Quanto aos recursos destinados às entidades, que assim como no ano passado são provenientes de patrocínio da Companhia Estadual de Energia Elétrica (CEEE),ele acredita que o repasse da primeira parcela deva ocorrer dentro de poucos dias. “O contrato de patrocínio foi assinado no dia 20 de dezembro do ano passado e, devido a mudança de governo, sofreu um certo atraso”, explica. A CEEE tem tido uma participação efetiva em várias atividades culturais, exemplo disso é o valor destinado ao patrocínio do Carnaval em Pelotas, cerca de R$ 170 mil, comparado ao investido na capital, que é de R$ 200 mil.  
Na opinião do secretário, as entidades também devem mobilizar-se e trabalhar em conjunto, no sentido de buscar novos parceiros e novos patrocinadores. ”O que a Prefeitura pode fazer é criar um método específicos que viabilize a captação de recursos de empresas pequenas”, sugere.  

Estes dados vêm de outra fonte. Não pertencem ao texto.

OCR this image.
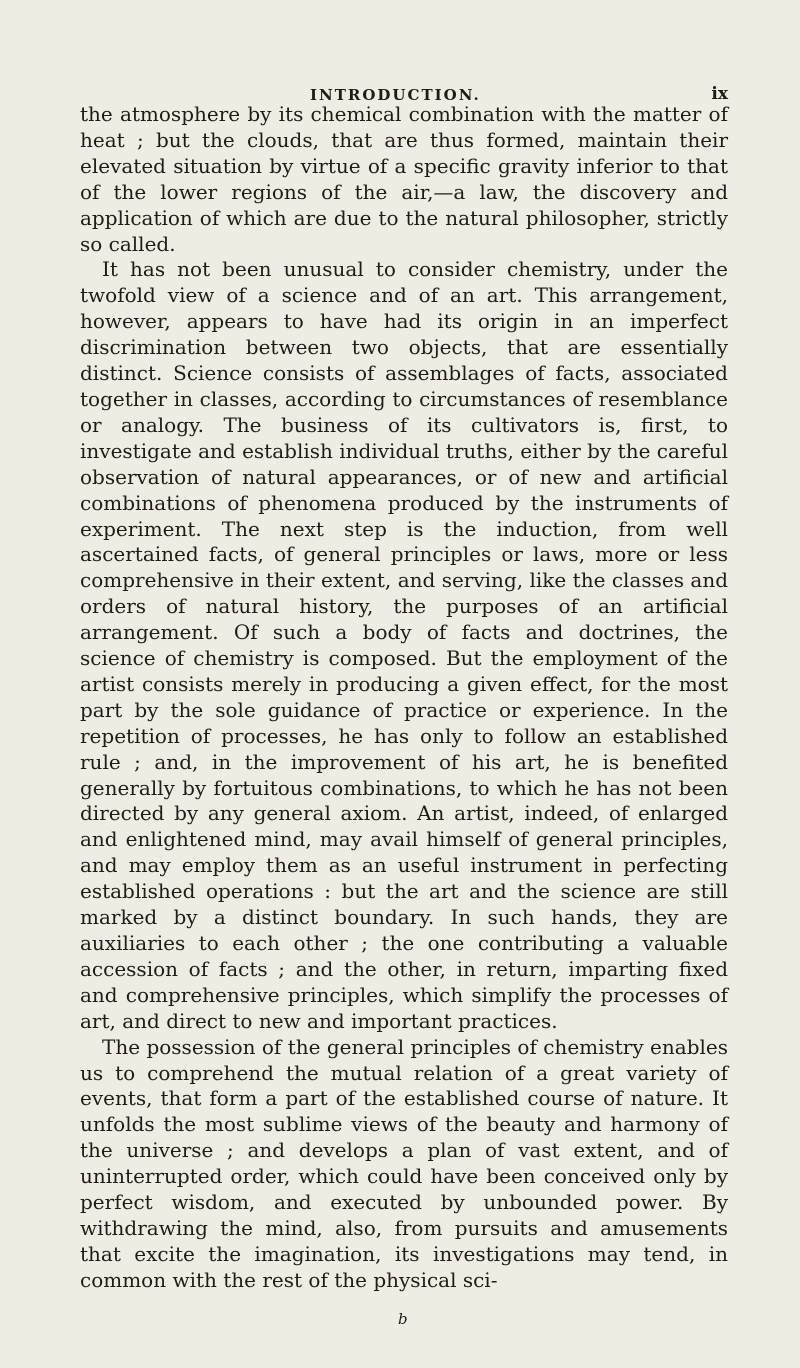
INTRODUCTION.	ix

the atmosphere by its chemical combination with the matter of heat ; but the clouds, that are thus formed, maintain their elevated situation by virtue of a specific gravity inferior to that of the lower regions of the air,—a law, the discovery and application of which are due to the natural philosopher, strictly so called.

It has not been unusual to consider chemistry, under the twofold view of a science and of an art. This arrangement, however, appears to have had its origin in an imperfect discrimination between two objects, that are essentially distinct. Science consists of assemblages of facts, associated together in classes, according to circumstances of resemblance or analogy. The business of its cultivators is, first, to investigate and establish individual truths, either by the careful observation of natural appearances, or of new and artificial combinations of phenomena produced by the instruments of experiment. The next step is the induction, from well ascertained facts, of general principles or laws, more or less comprehensive in their extent, and serving, like the classes and orders of natural history, the purposes of an artificial arrangement. Of such a body of facts and doctrines, the science of chemistry is composed. But the employment of the artist consists merely in producing a given effect, for the most part by the sole guidance of practice or experience. In the repetition of processes, he has only to follow an established rule ; and, in the improvement of his art, he is benefited generally by fortuitous combinations, to which he has not been directed by any general axiom. An artist, indeed, of enlarged and enlightened mind, may avail himself of general principles, and may employ them as an useful instrument in perfecting established operations : but the art and the science are still marked by a distinct boundary. In such hands, they are auxiliaries to each other ; the one contributing a valuable accession of facts ; and the other, in return, imparting fixed and comprehensive principles, which simplify the processes of art, and direct to new and important practices.

The possession of the general principles of chemistry enables us to comprehend the mutual relation of a great variety of events, that form a part of the established course of nature. It unfolds the most sublime views of the beauty and harmony of the universe ; and develops a plan of vast extent, and of uninterrupted order, which could have been conceived only by perfect wisdom, and executed by unbounded power. By withdrawing the mind, also, from pursuits and amusements that excite the imagination, its investigations may tend, in common with the rest of the physical sci-

b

A coordenadora das Manifestações Populares da Secult, Márcia Veronez analisou o trabalho realizado pela secretaria desde março de 2002, visando o Carnaval 2003. “No início do ano aplicamos um questionário a todas as entidades a fim de fazer uma avaliação do Carnaval de 2002 e traçar um diagnóstico dos aspectos a serem melhorados”, explicou. O projeto “Todo Ano é Carnaval” foi transformado em programa e várias oficinas de qualificação foram desenvolvidas nas comunidades. “Temos 40 oficineiros cadastrados que estiveram fazendo este trabalho nas mais diversas áreas, desde aulas de bordado até escultura em isopor”, exemplifica.  
Para este ano, segundo ela, está previsto o projeto “Memória do Carnaval”, a fim de reunir objetos, roupas e documentos que contem a história do Carnaval e transformar em uma exposição itinerante.  

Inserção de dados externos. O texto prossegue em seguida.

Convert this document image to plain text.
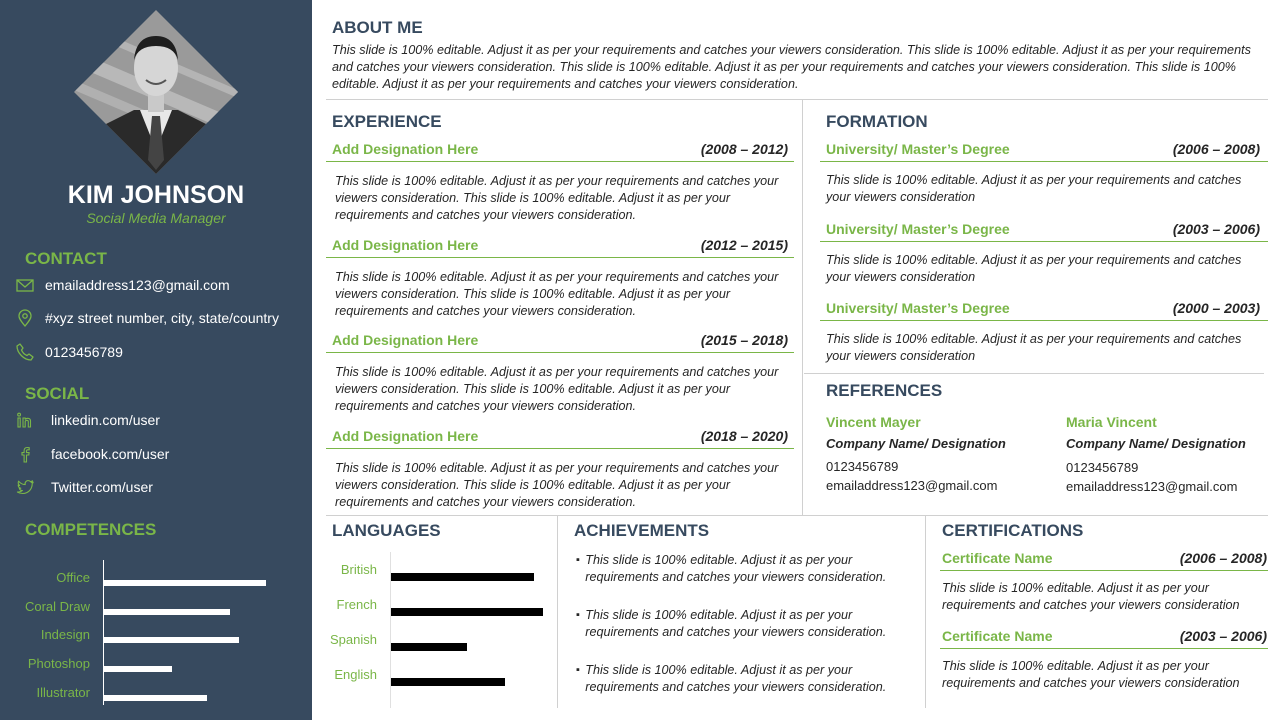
KIM JOHNSON
Social Media Manager
CONTACT
emailaddress123@gmail.com
#xyz street number, city, state/country
0123456789
SOCIAL
linkedin.com/user
facebook.com/user
Twitter.com/user
COMPETENCES
Office
Coral Draw
Indesign
Photoshop
Illustrator
ABOUT ME
This slide is 100% editable. Adjust it as per your requirements and catches your viewers consideration. This slide is 100% editable. Adjust it as per your requirements and catches your viewers consideration. This slide is 100% editable. Adjust it as per your requirements and catches your viewers consideration. This slide is 100% editable. Adjust it as per your requirements and catches your viewers consideration.
EXPERIENCE
Add Designation Here	(2008 – 2012)
This slide is 100% editable. Adjust it as per your requirements and catches your viewers consideration. This slide is 100% editable. Adjust it as per your requirements and catches your viewers consideration.
Add Designation Here	(2012 – 2015)
This slide is 100% editable. Adjust it as per your requirements and catches your viewers consideration. This slide is 100% editable. Adjust it as per your requirements and catches your viewers consideration.
Add Designation Here	(2015 – 2018)
This slide is 100% editable. Adjust it as per your requirements and catches your viewers consideration. This slide is 100% editable. Adjust it as per your requirements and catches your viewers consideration.
Add Designation Here	(2018 – 2020)
This slide is 100% editable. Adjust it as per your requirements and catches your viewers consideration. This slide is 100% editable. Adjust it as per your requirements and catches your viewers consideration.
FORMATION
University/ Master’s Degree	(2006 – 2008)
This slide is 100% editable. Adjust it as per your requirements and catches your viewers consideration
University/ Master’s Degree	(2003 – 2006)
This slide is 100% editable. Adjust it as per your requirements and catches your viewers consideration
University/ Master’s Degree	(2000 – 2003)
This slide is 100% editable. Adjust it as per your requirements and catches your viewers consideration
REFERENCES
Vincent Mayer
Company Name/ Designation
0123456789
emailaddress123@gmail.com
Maria Vincent
Company Name/ Designation
0123456789
emailaddress123@gmail.com
LANGUAGES
British
French
Spanish
English
ACHIEVEMENTS
▪ This slide is 100% editable. Adjust it as per your requirements and catches your viewers consideration.
▪ This slide is 100% editable. Adjust it as per your requirements and catches your viewers consideration.
▪ This slide is 100% editable. Adjust it as per your requirements and catches your viewers consideration.
CERTIFICATIONS
Certificate Name	(2006 – 2008)
This slide is 100% editable. Adjust it as per your requirements and catches your viewers consideration
Certificate Name	(2003 – 2006)
This slide is 100% editable. Adjust it as per your requirements and catches your viewers consideration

Na opinião do vereador Mattozzo, é fundamental a definição do olhar das pessoas sobre o Carnaval, se como um evento ou acontecimento. Além disso, ele salientou que é necessário o envolvimento de entidades como o CDL, Associação Comercial e CIPEL. “Temos que cobrar o compromisso solidário destas entidades, já que elas também tem uma responsabilidade sobre este acontecimento social”, finalizou o vereador. A opinião é dividida com o representante do Legislativo, Luiz Cavalheiro que acredita que esta é também uma grande festa empresarial e portanto os que lucram com isso deveriam ter uma maior envolvimento e ser mais parceiros.